Meer dan ooit is het duidelijk dat de weersomstandigheden niet alleen een probleem zijn voor de primaire producent, zeg maar de land- en tuinbouwer. Ook de verwerkende sector is in deze extreme omstandigheden kwetsbaar. Land- en tuinbouwers sluiten contracten af met de verwerkende sector, die op hun beurt de vastgelegde volumes na verwerking doorverkopen, meestal ook met een afzetcontract. Veel landbouwers zijn vandaag bevreesd dat zij boetes zullen opgelegd krijgen omdat ze ingevolge overmacht van de weersomstandigheden hun contract niet zullen kunnen nakomen. Zowel land- en tuinbouwers als verwerkende sector hebben echter belang bij een duurzame toekomstgerichte relatie. Ik mag hopen dat in die open geest een beoordeling zal gemaakt worden van de aangegane engagementen, temeer dat ook reeds vroeg in het seizoen duidelijk was wat er op komst was.

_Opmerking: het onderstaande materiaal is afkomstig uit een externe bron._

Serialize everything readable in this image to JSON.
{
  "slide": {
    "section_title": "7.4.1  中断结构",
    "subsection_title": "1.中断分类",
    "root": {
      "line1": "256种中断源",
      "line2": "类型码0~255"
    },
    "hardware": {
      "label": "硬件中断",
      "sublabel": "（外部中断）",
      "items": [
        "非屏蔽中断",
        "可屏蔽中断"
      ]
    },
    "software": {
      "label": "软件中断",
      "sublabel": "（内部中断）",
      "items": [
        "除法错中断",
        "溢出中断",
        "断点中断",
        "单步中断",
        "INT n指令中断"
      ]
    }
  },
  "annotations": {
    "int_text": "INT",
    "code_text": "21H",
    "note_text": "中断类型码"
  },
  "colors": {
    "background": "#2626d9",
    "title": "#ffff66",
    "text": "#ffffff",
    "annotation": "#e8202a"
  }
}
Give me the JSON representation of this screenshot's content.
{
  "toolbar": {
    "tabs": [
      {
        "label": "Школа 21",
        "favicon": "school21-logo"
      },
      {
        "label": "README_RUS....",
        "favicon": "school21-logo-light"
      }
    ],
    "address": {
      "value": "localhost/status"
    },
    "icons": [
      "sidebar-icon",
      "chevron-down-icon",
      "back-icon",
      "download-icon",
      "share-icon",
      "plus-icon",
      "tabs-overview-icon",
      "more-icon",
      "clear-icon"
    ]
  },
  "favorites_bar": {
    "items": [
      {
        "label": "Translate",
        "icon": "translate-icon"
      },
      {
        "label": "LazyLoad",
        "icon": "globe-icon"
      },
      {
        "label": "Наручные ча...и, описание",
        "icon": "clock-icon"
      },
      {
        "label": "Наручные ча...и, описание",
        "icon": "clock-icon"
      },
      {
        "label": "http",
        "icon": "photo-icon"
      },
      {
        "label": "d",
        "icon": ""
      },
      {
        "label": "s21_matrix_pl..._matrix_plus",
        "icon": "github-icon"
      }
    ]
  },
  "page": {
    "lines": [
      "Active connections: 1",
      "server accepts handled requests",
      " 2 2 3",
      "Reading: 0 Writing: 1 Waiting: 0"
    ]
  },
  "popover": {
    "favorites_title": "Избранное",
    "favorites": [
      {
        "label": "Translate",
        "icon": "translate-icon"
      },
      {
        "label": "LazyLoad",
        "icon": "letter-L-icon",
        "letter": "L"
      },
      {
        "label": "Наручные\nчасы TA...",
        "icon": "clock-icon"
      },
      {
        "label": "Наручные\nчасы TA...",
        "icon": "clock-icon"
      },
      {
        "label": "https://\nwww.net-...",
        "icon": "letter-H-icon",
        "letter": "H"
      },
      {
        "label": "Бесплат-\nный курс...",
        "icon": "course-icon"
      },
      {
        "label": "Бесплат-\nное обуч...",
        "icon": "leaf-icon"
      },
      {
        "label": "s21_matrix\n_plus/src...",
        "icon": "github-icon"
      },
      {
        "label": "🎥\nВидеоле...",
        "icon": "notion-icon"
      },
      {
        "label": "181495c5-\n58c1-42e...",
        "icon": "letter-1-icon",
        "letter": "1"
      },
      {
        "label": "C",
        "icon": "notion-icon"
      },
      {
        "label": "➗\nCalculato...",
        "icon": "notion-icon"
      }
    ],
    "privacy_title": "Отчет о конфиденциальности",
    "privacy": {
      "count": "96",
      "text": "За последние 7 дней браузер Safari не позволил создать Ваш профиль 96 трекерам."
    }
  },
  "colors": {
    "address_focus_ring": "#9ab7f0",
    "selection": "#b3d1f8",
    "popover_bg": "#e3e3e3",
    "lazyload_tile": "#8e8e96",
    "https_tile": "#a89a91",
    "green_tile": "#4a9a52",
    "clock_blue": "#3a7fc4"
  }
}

Maar mijn hoop gaat verder. Zou het niet nu het moment zijn om de verhouding primaire en verwerkende sector op punt te stellen? Moet de land- en tuinbouw niet samen met de verwerkende sector een toekomstgericht plan uitwerken? Een plan waarbij deze beide essentiële schakels in de voedingssector elkaar vinden en samenwerken om een leefbare toekomst te verankeren. Het gaat over vele ondernemers, veel tewerkstellingsplaatsen en vooral ook over kwalitatieve producten voor de consument.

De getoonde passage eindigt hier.